Promoting Student Thinking about Mathematics
No matter how clearly materials may present ideas, students (like all people) will devise their own meaning, which may or may not correspond to targeted learning goals. Students need to make their ideas and reasoning explicit and to hold them up to scrutiny and recast them as needed. Three criteria are used to determine whether the material encourages students to explain their reasoning, guides students in their interpretation and reasoning, and encourages them to think about what they’ve learned.

Providing students with opportunities to explain their reasoning appears to be a low priority for Heath Mathematics Connections. There are suggestions for ways that teachers can encourage students to share their thinking but a sufficient number of specific examples are not given. If teachers have students writing in math logs every day, students will have the opportunity to think critically about concepts and come up with their own ideas; however, there is little guidance for the teacher on how to give explicit feedback regarding responses or how to diagnose misconceptions. The material doesn't encourage students to reflect on their progress or give students opportunities to revise ideas. Only rarely are students asked to reflect on their questions. All monitoring of student learning is teacher-directed.

Assessing Student Progress in Mathematics
Assessments must address the range of skills, applications, and contexts that reflect what students are expected to learn. This is possible only if assessment takes place throughout instruction, not only at the end of a chapter or unit. Three criteria are used to determine whether the material aligns assessments with the benchmarks, assesses students through the application of benchmark ideas, and uses embedded assessments.

There tend to be more assessment opportunities for skills benchmarks than for concepts benchmarks. For the skills benchmarks there are a wealth of assessment tasks that are closely content-matched to the benchmark ideas, but there are a very limited number of assessment tasks that require application of skills or concepts. An exception is the material addressing the algebra equation concepts benchmark. This material has a sufficient number of assessment tasks that focus on knowledge, comprehension, and application of benchmark ideas. Heath Mathematics Connections does provide assessment tasks as part of the instructional strategy; however, it does not include guidance to students on how to further understand benchmark ideas nor suggestions to teachers about how to probe for understanding or how to use embedded assessment to make instructional decisions.

Enhancing the Mathematics Learning Environment
Providing features that enhance the use and implementation of the textbook for all students is important. Three criteria are used to determine whether the material provides teacher content support, establishes a challenging classroom, and supports all students.

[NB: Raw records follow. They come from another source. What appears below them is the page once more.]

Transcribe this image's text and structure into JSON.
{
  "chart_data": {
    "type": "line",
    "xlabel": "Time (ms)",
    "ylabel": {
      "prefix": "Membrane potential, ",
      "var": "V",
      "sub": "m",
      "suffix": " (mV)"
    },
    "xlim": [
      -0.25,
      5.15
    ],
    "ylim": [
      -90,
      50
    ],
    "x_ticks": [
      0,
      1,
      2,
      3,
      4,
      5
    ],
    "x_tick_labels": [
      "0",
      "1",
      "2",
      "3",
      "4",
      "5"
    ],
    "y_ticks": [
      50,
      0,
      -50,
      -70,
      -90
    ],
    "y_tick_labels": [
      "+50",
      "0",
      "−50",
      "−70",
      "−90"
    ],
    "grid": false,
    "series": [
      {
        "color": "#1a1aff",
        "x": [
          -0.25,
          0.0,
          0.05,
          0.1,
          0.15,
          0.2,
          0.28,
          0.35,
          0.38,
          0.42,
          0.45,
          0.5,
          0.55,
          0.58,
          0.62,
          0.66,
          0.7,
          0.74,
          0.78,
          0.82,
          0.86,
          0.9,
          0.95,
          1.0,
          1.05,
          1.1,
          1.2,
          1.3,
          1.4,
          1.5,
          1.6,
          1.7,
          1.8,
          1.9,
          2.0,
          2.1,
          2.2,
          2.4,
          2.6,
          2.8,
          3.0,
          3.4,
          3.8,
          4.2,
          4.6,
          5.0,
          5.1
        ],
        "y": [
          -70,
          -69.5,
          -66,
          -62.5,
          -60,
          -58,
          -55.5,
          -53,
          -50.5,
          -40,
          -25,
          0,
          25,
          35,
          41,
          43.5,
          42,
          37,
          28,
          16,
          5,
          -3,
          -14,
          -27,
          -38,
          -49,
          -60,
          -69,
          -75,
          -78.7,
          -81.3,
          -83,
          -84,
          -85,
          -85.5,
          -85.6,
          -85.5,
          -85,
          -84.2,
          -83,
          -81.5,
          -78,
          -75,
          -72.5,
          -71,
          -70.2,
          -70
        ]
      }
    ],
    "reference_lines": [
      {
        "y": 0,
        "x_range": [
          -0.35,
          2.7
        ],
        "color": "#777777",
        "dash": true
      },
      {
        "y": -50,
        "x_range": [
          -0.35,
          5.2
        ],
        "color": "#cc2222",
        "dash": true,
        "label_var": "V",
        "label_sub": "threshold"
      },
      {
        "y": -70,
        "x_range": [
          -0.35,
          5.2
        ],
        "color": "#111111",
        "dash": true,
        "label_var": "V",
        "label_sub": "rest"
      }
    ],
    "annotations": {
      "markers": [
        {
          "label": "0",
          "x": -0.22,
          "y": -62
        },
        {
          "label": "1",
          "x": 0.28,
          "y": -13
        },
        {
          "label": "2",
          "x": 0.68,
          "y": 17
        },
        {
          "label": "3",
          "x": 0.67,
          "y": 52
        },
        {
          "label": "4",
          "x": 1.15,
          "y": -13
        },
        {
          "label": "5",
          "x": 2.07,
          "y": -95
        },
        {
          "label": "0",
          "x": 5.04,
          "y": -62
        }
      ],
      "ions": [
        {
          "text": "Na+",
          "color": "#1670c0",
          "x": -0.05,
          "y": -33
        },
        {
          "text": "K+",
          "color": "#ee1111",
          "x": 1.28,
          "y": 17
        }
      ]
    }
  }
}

The material does not provide information that will help teachers improve their understanding of mathematics and its applications. There is a bibliography of resources for each lesson, but it is not annotated. There are few opportunities for students to express curiosity or creativity. The In-Text Inservice section describes best practices for teaching, but most resources fail to identify strategies for challenging students’ ideas and assumptions. The material avoids offensive language and stereotypes and includes photos and pictures that show diverse cultural populations. Each chapter begins with an overview that includes general suggestions for working with various special populations such as those who speak limited English and those who are gifted and talented.